A Microsoft não é a única que demonstrou interesse em comprar o TikTok. Segundo o Wall Street Journal, o Twitter também teve conversas iniciais sobre uma possível compra da operação nos Estados Unidos da rede social de vídeos curtos, que deve ser banida do país em 20 de setembro por conta das alegações do governo americano de que seu aplicativo representa um risco à segurança nacional.

Não há informações de que o Twitter realmente apresentará uma proposta pelo TikTok. Um dos entraves para o negócio é o preço que seria pago para assumir a operação da plataforma nos EUA, avaliada na casa de dezenas de bilhões de dólares. A Microsoft tem valor de mercado em torno de US$ 1,6 trilhão e o Twitter, de US$ 29 bilhões, o que exigiria mais esforço para atrair investidores.

Por outro lado, o Twitter avalia que ser menor pode fazer com que a operação seja aprovada com mais facilidade. A avaliação é de que o negócio não teria uma análise tão rígida quanto a que autoridades dos EUA devem fazer caso uma empresa como a Microsoft tente avançar com o acordo.

A Microsoft já informou que discute a compra da operação do TikTok nos Estados Unidos, na Austrália, no Canadá e na Nova Zelândia. Segundo o Financial Times, porém, a empresa cogita assumir o controle da plataforma em todo o mundo, com exceção da China, onde a ByteDance continuaria com o Douyin, versão local do serviço. As empresas têm até 15 de setembro para chegarem a um acordo.

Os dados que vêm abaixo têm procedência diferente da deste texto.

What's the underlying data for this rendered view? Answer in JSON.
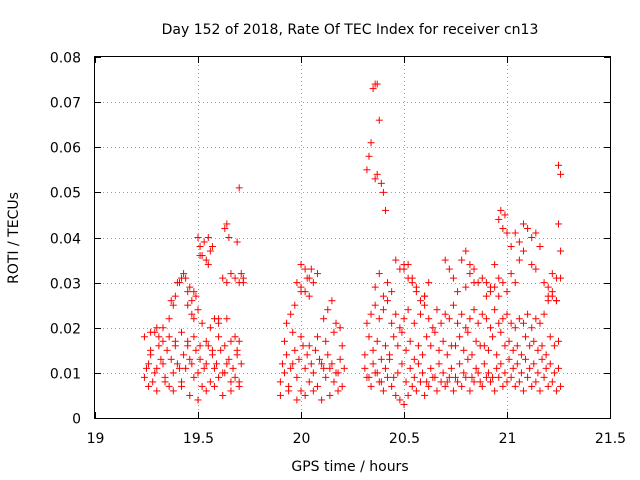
{
  "chart_data": {
    "type": "scatter",
    "title": "Day 152 of 2018, Rate Of TEC Index for receiver cn13",
    "xlabel": "GPS time / hours",
    "ylabel": "ROTI / TECUs",
    "xlim": [
      19,
      21.5
    ],
    "ylim": [
      0,
      0.08
    ],
    "x_ticks": [
      "19",
      "19.5",
      "20",
      "20.5",
      "21",
      "21.5"
    ],
    "y_ticks": [
      "0",
      "0.01",
      "0.02",
      "0.03",
      "0.04",
      "0.05",
      "0.06",
      "0.07",
      "0.08"
    ],
    "grid": true,
    "marker": "+",
    "color": "#ff0000",
    "series": [
      {
        "name": "ROTI",
        "x": [
          19.24,
          19.26,
          19.28,
          19.3,
          19.32,
          19.34,
          19.36,
          19.38,
          19.4,
          19.42,
          19.44,
          19.46,
          19.48,
          19.5,
          19.52,
          19.54,
          19.56,
          19.58,
          19.6,
          19.62,
          19.64,
          19.66,
          19.68,
          19.7,
          19.25,
          19.27,
          19.29,
          19.31,
          19.33,
          19.35,
          19.37,
          19.39,
          19.41,
          19.43,
          19.45,
          19.47,
          19.49,
          19.51,
          19.53,
          19.55,
          19.57,
          19.59,
          19.61,
          19.63,
          19.65,
          19.67,
          19.69,
          19.71,
          19.24,
          19.27,
          19.3,
          19.33,
          19.36,
          19.39,
          19.42,
          19.45,
          19.48,
          19.51,
          19.54,
          19.57,
          19.6,
          19.63,
          19.66,
          19.69,
          19.26,
          19.3,
          19.34,
          19.38,
          19.42,
          19.46,
          19.5,
          19.54,
          19.58,
          19.62,
          19.66,
          19.7,
          19.27,
          19.29,
          19.31,
          19.33,
          19.36,
          19.38,
          19.4,
          19.42,
          19.44,
          19.46,
          19.48,
          19.52,
          19.56,
          19.6,
          19.64,
          19.68,
          19.7,
          19.37,
          19.39,
          19.41,
          19.43,
          19.45,
          19.47,
          19.49,
          19.51,
          19.53,
          19.55,
          19.57,
          19.62,
          19.64,
          19.66,
          19.68,
          19.7,
          19.72,
          19.5,
          19.51,
          19.52,
          19.54,
          19.55,
          19.56,
          19.63,
          19.64,
          19.65,
          19.69,
          19.7,
          19.71,
          19.72,
          19.45,
          19.47,
          19.48,
          19.5,
          19.58,
          19.6,
          19.9,
          19.92,
          19.94,
          19.96,
          19.98,
          20.0,
          20.02,
          20.04,
          20.06,
          20.08,
          20.1,
          20.12,
          20.14,
          20.16,
          20.18,
          20.2,
          19.91,
          19.93,
          19.95,
          19.97,
          19.99,
          20.01,
          20.03,
          20.05,
          20.07,
          20.09,
          20.11,
          20.13,
          20.15,
          20.17,
          20.19,
          20.21,
          19.9,
          19.94,
          19.98,
          20.02,
          20.06,
          20.1,
          20.14,
          20.18,
          19.92,
          19.96,
          20.0,
          20.04,
          20.08,
          20.12,
          20.16,
          20.2,
          19.93,
          19.95,
          19.97,
          20.0,
          20.03,
          20.05,
          20.08,
          20.11,
          20.13,
          20.15,
          20.17,
          20.19,
          19.98,
          20.0,
          20.02,
          20.04,
          20.06,
          20.0,
          20.02,
          20.04,
          20.31,
          20.33,
          20.35,
          20.37,
          20.39,
          20.41,
          20.43,
          20.45,
          20.47,
          20.49,
          20.51,
          20.53,
          20.55,
          20.57,
          20.59,
          20.61,
          20.63,
          20.65,
          20.67,
          20.69,
          20.71,
          20.73,
          20.75,
          20.77,
          20.79,
          20.81,
          20.83,
          20.85,
          20.87,
          20.89,
          20.91,
          20.93,
          20.95,
          20.97,
          20.99,
          21.01,
          21.03,
          21.05,
          21.07,
          21.09,
          21.11,
          21.13,
          21.15,
          21.17,
          21.19,
          21.21,
          21.23,
          21.25,
          20.32,
          20.34,
          20.36,
          20.38,
          20.4,
          20.42,
          20.44,
          20.46,
          20.48,
          20.5,
          20.52,
          20.54,
          20.56,
          20.58,
          20.6,
          20.62,
          20.64,
          20.66,
          20.68,
          20.7,
          20.72,
          20.74,
          20.76,
          20.78,
          20.8,
          20.82,
          20.84,
          20.86,
          20.88,
          20.9,
          20.92,
          20.94,
          20.96,
          20.98,
          21.0,
          21.02,
          21.04,
          21.06,
          21.08,
          21.1,
          21.12,
          21.14,
          21.16,
          21.18,
          21.2,
          21.22,
          21.24,
          21.26,
          20.31,
          20.35,
          20.39,
          20.43,
          20.47,
          20.51,
          20.55,
          20.59,
          20.63,
          20.67,
          20.71,
          20.75,
          20.79,
          20.83,
          20.87,
          20.91,
          20.95,
          20.99,
          21.03,
          21.07,
          21.11,
          21.15,
          21.19,
          21.23,
          20.33,
          20.37,
          20.41,
          20.45,
          20.49,
          20.53,
          20.57,
          20.61,
          20.65,
          20.69,
          20.73,
          20.77,
          20.81,
          20.85,
          20.89,
          20.93,
          20.97,
          21.01,
          21.05,
          21.09,
          21.13,
          21.17,
          21.21,
          21.25,
          20.32,
          20.34,
          20.36,
          20.38,
          20.4,
          20.42,
          20.44,
          20.46,
          20.48,
          20.5,
          20.52,
          20.55,
          20.58,
          20.6,
          20.62,
          20.64,
          20.66,
          20.68,
          20.7,
          20.72,
          20.74,
          20.76,
          20.78,
          20.8,
          20.82,
          20.84,
          20.86,
          20.88,
          20.9,
          20.92,
          20.94,
          20.96,
          20.98,
          21.0,
          21.02,
          21.04,
          21.06,
          21.08,
          21.1,
          21.12,
          21.14,
          21.16,
          21.18,
          21.2,
          21.22,
          21.24,
          20.36,
          20.38,
          20.4,
          20.42,
          20.44,
          20.5,
          20.52,
          20.54,
          20.56,
          20.6,
          20.62,
          20.7,
          20.72,
          20.74,
          20.76,
          20.8,
          20.82,
          20.84,
          20.9,
          20.92,
          20.94,
          20.96,
          20.98,
          21.0,
          21.02,
          21.04,
          21.06,
          21.08,
          21.12,
          21.14,
          21.16,
          21.18,
          21.2,
          21.22,
          21.24,
          20.32,
          20.33,
          20.34,
          20.35,
          20.36,
          20.37,
          20.38,
          20.39,
          20.4,
          20.41,
          20.36,
          20.37,
          20.96,
          20.97,
          20.98,
          20.99,
          21.0,
          21.02,
          21.04,
          21.06,
          21.08,
          21.1,
          21.12,
          21.14,
          21.2,
          21.22,
          21.24,
          21.25,
          21.26,
          21.25,
          21.26,
          21.26,
          20.46,
          20.48,
          20.5,
          20.52,
          20.54,
          20.56,
          20.58,
          20.6,
          20.78,
          20.8,
          20.82,
          20.84,
          20.86,
          20.88,
          20.9,
          20.92,
          20.94,
          20.96
        ],
        "y": [
          0.009,
          0.012,
          0.008,
          0.011,
          0.013,
          0.009,
          0.007,
          0.01,
          0.012,
          0.008,
          0.011,
          0.013,
          0.009,
          0.01,
          0.007,
          0.012,
          0.008,
          0.011,
          0.009,
          0.01,
          0.012,
          0.008,
          0.009,
          0.007,
          0.011,
          0.014,
          0.01,
          0.016,
          0.012,
          0.015,
          0.013,
          0.017,
          0.011,
          0.014,
          0.016,
          0.012,
          0.015,
          0.013,
          0.011,
          0.016,
          0.014,
          0.012,
          0.015,
          0.01,
          0.013,
          0.011,
          0.014,
          0.012,
          0.018,
          0.019,
          0.02,
          0.017,
          0.018,
          0.016,
          0.019,
          0.017,
          0.018,
          0.016,
          0.017,
          0.015,
          0.018,
          0.016,
          0.017,
          0.015,
          0.007,
          0.006,
          0.008,
          0.006,
          0.007,
          0.005,
          0.004,
          0.006,
          0.007,
          0.005,
          0.006,
          0.008,
          0.015,
          0.019,
          0.018,
          0.02,
          0.022,
          0.025,
          0.03,
          0.031,
          0.031,
          0.029,
          0.028,
          0.021,
          0.02,
          0.022,
          0.022,
          0.018,
          0.017,
          0.026,
          0.027,
          0.03,
          0.032,
          0.028,
          0.026,
          0.027,
          0.036,
          0.039,
          0.04,
          0.038,
          0.031,
          0.03,
          0.032,
          0.031,
          0.03,
          0.03,
          0.04,
          0.038,
          0.036,
          0.035,
          0.034,
          0.037,
          0.042,
          0.043,
          0.04,
          0.039,
          0.051,
          0.032,
          0.031,
          0.025,
          0.023,
          0.022,
          0.024,
          0.022,
          0.021,
          0.008,
          0.01,
          0.007,
          0.012,
          0.009,
          0.006,
          0.011,
          0.008,
          0.01,
          0.007,
          0.012,
          0.009,
          0.011,
          0.008,
          0.01,
          0.007,
          0.012,
          0.014,
          0.011,
          0.015,
          0.013,
          0.016,
          0.014,
          0.012,
          0.015,
          0.013,
          0.011,
          0.014,
          0.012,
          0.01,
          0.013,
          0.011,
          0.005,
          0.006,
          0.004,
          0.005,
          0.006,
          0.004,
          0.005,
          0.006,
          0.017,
          0.019,
          0.018,
          0.016,
          0.018,
          0.017,
          0.019,
          0.016,
          0.021,
          0.023,
          0.025,
          0.028,
          0.031,
          0.033,
          0.032,
          0.022,
          0.024,
          0.026,
          0.021,
          0.02,
          0.03,
          0.034,
          0.033,
          0.031,
          0.03,
          0.029,
          0.028,
          0.027,
          0.011,
          0.009,
          0.012,
          0.01,
          0.008,
          0.011,
          0.013,
          0.009,
          0.01,
          0.012,
          0.008,
          0.011,
          0.009,
          0.012,
          0.01,
          0.008,
          0.011,
          0.009,
          0.012,
          0.01,
          0.008,
          0.011,
          0.009,
          0.012,
          0.01,
          0.013,
          0.009,
          0.011,
          0.008,
          0.012,
          0.01,
          0.009,
          0.011,
          0.012,
          0.01,
          0.013,
          0.011,
          0.012,
          0.01,
          0.013,
          0.011,
          0.012,
          0.01,
          0.013,
          0.011,
          0.012,
          0.01,
          0.011,
          0.009,
          0.007,
          0.01,
          0.008,
          0.006,
          0.009,
          0.007,
          0.005,
          0.004,
          0.003,
          0.005,
          0.007,
          0.006,
          0.008,
          0.005,
          0.007,
          0.009,
          0.006,
          0.008,
          0.007,
          0.009,
          0.006,
          0.008,
          0.007,
          0.009,
          0.006,
          0.008,
          0.01,
          0.007,
          0.009,
          0.008,
          0.006,
          0.009,
          0.007,
          0.008,
          0.009,
          0.007,
          0.008,
          0.006,
          0.009,
          0.007,
          0.008,
          0.006,
          0.009,
          0.007,
          0.008,
          0.006,
          0.007,
          0.014,
          0.015,
          0.013,
          0.014,
          0.016,
          0.015,
          0.013,
          0.014,
          0.016,
          0.015,
          0.014,
          0.016,
          0.015,
          0.014,
          0.016,
          0.015,
          0.014,
          0.016,
          0.015,
          0.014,
          0.016,
          0.015,
          0.014,
          0.016,
          0.018,
          0.017,
          0.016,
          0.018,
          0.019,
          0.017,
          0.016,
          0.018,
          0.019,
          0.017,
          0.016,
          0.018,
          0.019,
          0.017,
          0.016,
          0.018,
          0.019,
          0.017,
          0.016,
          0.018,
          0.017,
          0.016,
          0.018,
          0.017,
          0.021,
          0.023,
          0.025,
          0.022,
          0.024,
          0.026,
          0.021,
          0.023,
          0.02,
          0.022,
          0.024,
          0.021,
          0.023,
          0.025,
          0.022,
          0.02,
          0.024,
          0.021,
          0.023,
          0.022,
          0.025,
          0.021,
          0.023,
          0.02,
          0.022,
          0.024,
          0.021,
          0.023,
          0.022,
          0.02,
          0.024,
          0.021,
          0.022,
          0.023,
          0.021,
          0.02,
          0.022,
          0.021,
          0.023,
          0.02,
          0.022,
          0.021,
          0.023,
          0.026,
          0.027,
          0.026,
          0.029,
          0.032,
          0.027,
          0.03,
          0.028,
          0.033,
          0.034,
          0.031,
          0.029,
          0.027,
          0.03,
          0.035,
          0.033,
          0.031,
          0.028,
          0.029,
          0.032,
          0.03,
          0.027,
          0.029,
          0.034,
          0.031,
          0.03,
          0.028,
          0.032,
          0.03,
          0.035,
          0.037,
          0.04,
          0.041,
          0.038,
          0.03,
          0.027,
          0.028,
          0.026,
          0.055,
          0.058,
          0.061,
          0.073,
          0.074,
          0.074,
          0.066,
          0.052,
          0.05,
          0.046,
          0.053,
          0.054,
          0.044,
          0.046,
          0.042,
          0.045,
          0.041,
          0.038,
          0.041,
          0.039,
          0.043,
          0.042,
          0.034,
          0.033,
          0.029,
          0.032,
          0.031,
          0.043,
          0.054,
          0.056,
          0.037,
          0.031,
          0.035,
          0.033,
          0.034,
          0.031,
          0.03,
          0.028,
          0.026,
          0.027,
          0.035,
          0.037,
          0.034,
          0.033,
          0.03,
          0.031,
          0.03,
          0.028,
          0.029,
          0.027
        ]
      }
    ]
  }
}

As discussões sobre a possível venda do TikTok acontecem após o presidente dos EUA, Donald Trump, anunciar que a rede social deve ser assumida por uma empresa “grande”, “segura” e “muito americana”. Trump assinou na quinta-feira (6) uma ordem executiva que proíbe a rede social no país a partir de 20 de setembro devido a alegações de que ela representa um risco à segurança nacional, à política externa e à economia americana.

O TikTok, por sua vez, pretende processar o governo dos EUA por considerar a medida inconstitucional. A empresa alega que não houve espaço para defesa e que não há evidências objetivas que justifiquem a publicação da ordem executiva.